You'd think that the grape Petite Sirah is related to Syrah, perhaps a smaller "brother" or offspring. It actually has quite a mysterious heritage. It is uncommonly seen as a varietal bottling, especially in the old world where it has been used for blending. Today it's seen mostly from wineries in the new world, especially California and oddly enough, Brazil and Mexico. Just to add to the name confusion, some wineries spell the grape "Petite Syrah" which may actually be a different species!
Enough rambling, lets taste.
I found 3 bottles of Petite Sirah and one Petite Syrah. The best two by far were from California - the Eos, Reserve Petite Sirah, Paso Robles, 2001 clocks in at 15.5% alcohol. But, like some heavy hitter zinfandels, it hides all this booze in fruit. This has an aromatic cherry-like nose followed by intense cherry and bramble fruit on the palate. Dense and full bodied with very easy going tannins, this is impressive. Wow. $30 and worth it.
Rosenblum, Petite Sirah, Heritage Clones, 2006 is a much younger wine. Surprisingly, the nose is more subtle than the Eos and shows floral notes. On the palate this is another dense, intense wine with blackberries, creamy chocolate and oranges. More tannic than the Eos but still easy going. Wow. Also worth the money at $28.
The other two wines are Australian in origin (Hopwood Petite Syrah 2004 and DeBortoli Petite Sirah 2006) and are not really worth talking about - don't buy them as they are not very good, rated as "OK".
So, if you see bottle of old vine Petite Sirah from a reputable producer, I'd say give your taste buds a whirl....an interesting alternative to new world fruit bombs made from Zinfandel.
Cheers!! (oh, and this is how I felt the next morning.....)

1 Comments:

At 4:34 PM , Anonymous Jo Diaz (Director of PS I Love You) said...
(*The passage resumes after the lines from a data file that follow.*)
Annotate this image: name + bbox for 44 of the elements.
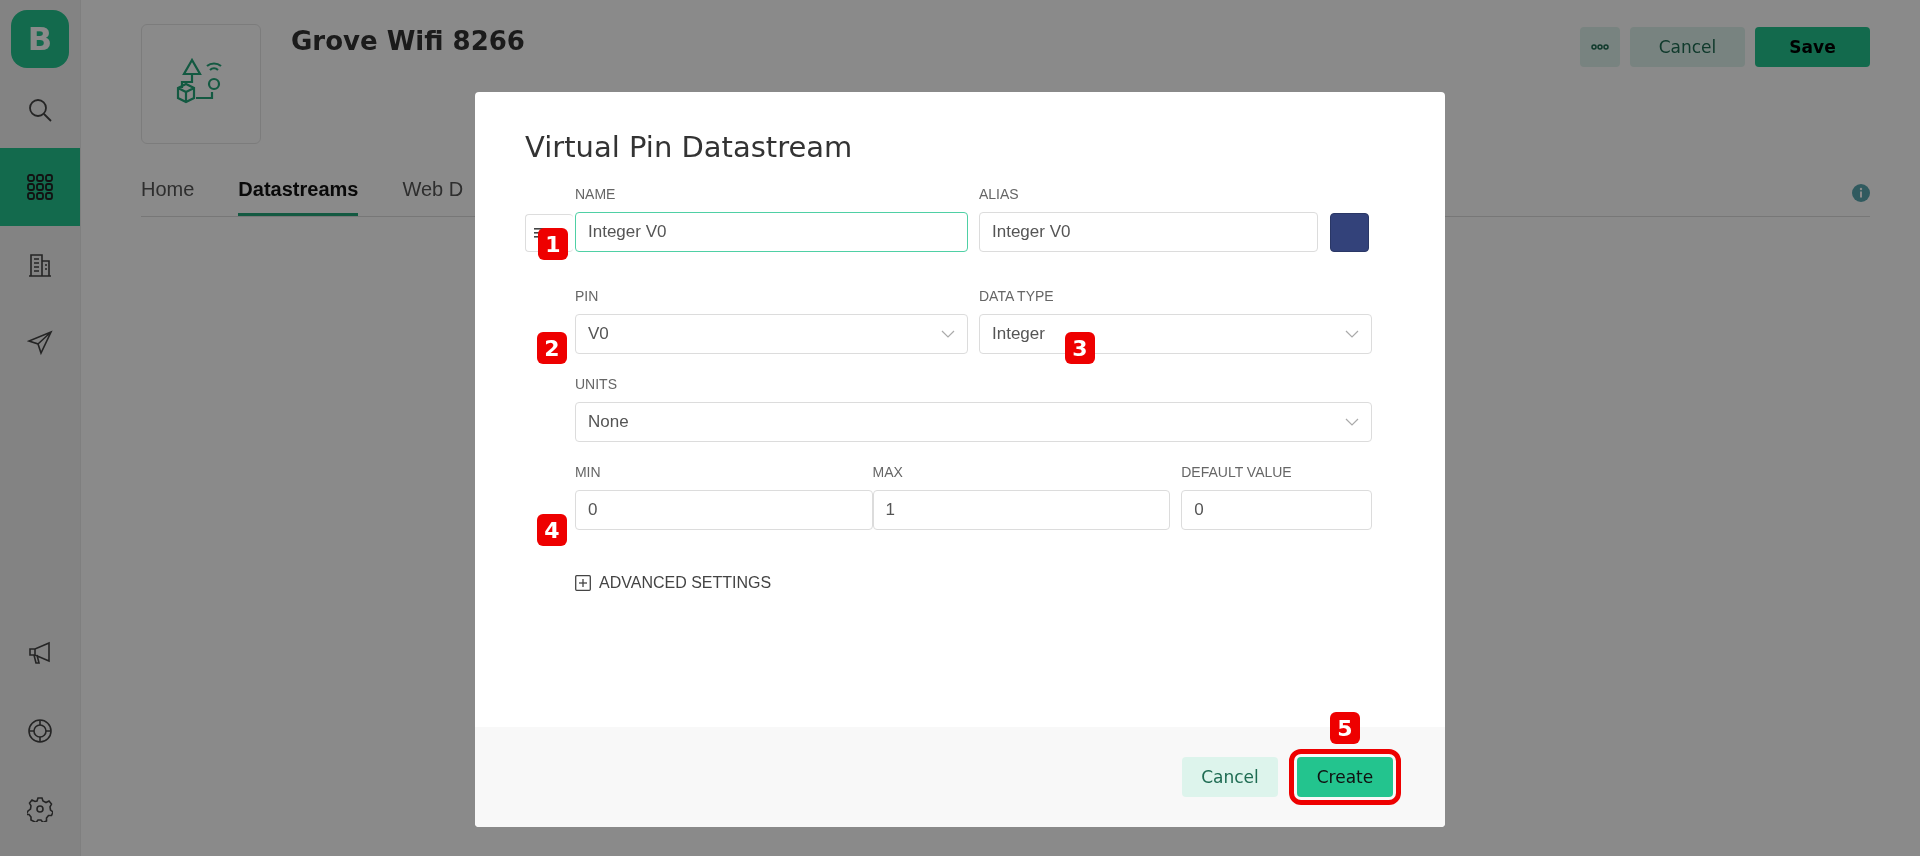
max-input[interactable]: 1 <box>872 490 1171 530</box>
more-button[interactable] <box>1580 27 1620 67</box>
tab[interactable]: Home <box>141 178 195 216</box>
name-input[interactable]: Integer V0 <box>575 212 968 252</box>
device-title: Grove Wifi 8266 <box>291 26 525 56</box>
more-icon <box>1591 44 1609 50</box>
default-value-input[interactable]: 0 <box>1181 490 1372 530</box>
annotation-badge: 5 <box>1330 712 1360 744</box>
color-swatch[interactable] <box>1330 213 1369 252</box>
grid-icon <box>27 174 53 200</box>
plus-box-icon <box>575 575 591 591</box>
chevron-icon <box>941 330 955 338</box>
send-icon <box>27 330 53 356</box>
alias-input[interactable]: Integer V0 <box>979 212 1318 252</box>
settings-icon <box>27 796 53 822</box>
tab[interactable]: Web D <box>402 178 464 216</box>
annotation-badge: 4 <box>537 514 567 546</box>
field-label: ALIAS <box>979 186 1020 202</box>
field-label: PIN <box>575 288 600 304</box>
units-dropdown[interactable]: None <box>575 402 1372 442</box>
min-input[interactable]: 0 <box>574 490 873 530</box>
field-label: UNITS <box>575 376 618 392</box>
chevron-icon <box>1345 330 1359 338</box>
field-label: NAME <box>575 186 617 202</box>
chevron-icon <box>1345 418 1359 426</box>
pin-dropdown[interactable]: V0 <box>575 314 968 354</box>
dialog-title: Virtual Pin Datastream <box>525 130 854 164</box>
info-icon[interactable] <box>1852 184 1870 202</box>
field-label: MAX <box>872 464 904 480</box>
search-icon <box>27 97 53 123</box>
field-label: MIN <box>574 464 602 480</box>
annotation-badge: 3 <box>1065 332 1095 364</box>
megaphone-icon <box>27 640 53 666</box>
building-icon <box>27 252 53 278</box>
tab[interactable]: Datastreams <box>238 178 359 216</box>
field-label: DATA TYPE <box>979 288 1055 304</box>
lifebuoy-icon <box>27 718 53 744</box>
annotation-badge: 2 <box>537 332 567 364</box>
field-label: DEFAULT VALUE <box>1181 464 1293 480</box>
cancel-button[interactable]: Cancel <box>1182 757 1278 797</box>
create-button[interactable]: Create <box>1297 757 1393 797</box>
advanced-settings-toggle[interactable]: ADVANCED SETTINGS <box>575 574 772 592</box>
sidebar-item[interactable] <box>0 148 80 226</box>
annotation-badge: 1 <box>538 228 568 260</box>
I'm pleased that you've asked this as a question, because it allows me to give you some answers...

Petite Sirah is NOT the little brother of Syrah, it's actually the son of Syrah (well-known Rhone cultivar) and Peloursin (obscure Rhone variety). All fo the details about Petite Sirah can be found on the PS I Love You Website at www.psiloveyou.org.

There is no longer any mystery about this variety, because Dr. Carole Meredith of UC Davis has done the finger printing for Petite Sirah, giving us the above DNA lineage.

Also - the S"y"rah versus S"i"rah issue with Petite in front of it... Those wineries that spell it with a "y" are quick to tell you it's because of the lineage. Those who spell it with an "i" do so because that's the way Charles McIver, who brought it to the US in 1884, labeled it with an "i."

Now, the BTT will only allow labels with an "i" going forward - when ANYONE asks for a new label approval, because there needs to be seamless marketing and understanding of what it is (Petite Sirah) and what it isn't (Syrah).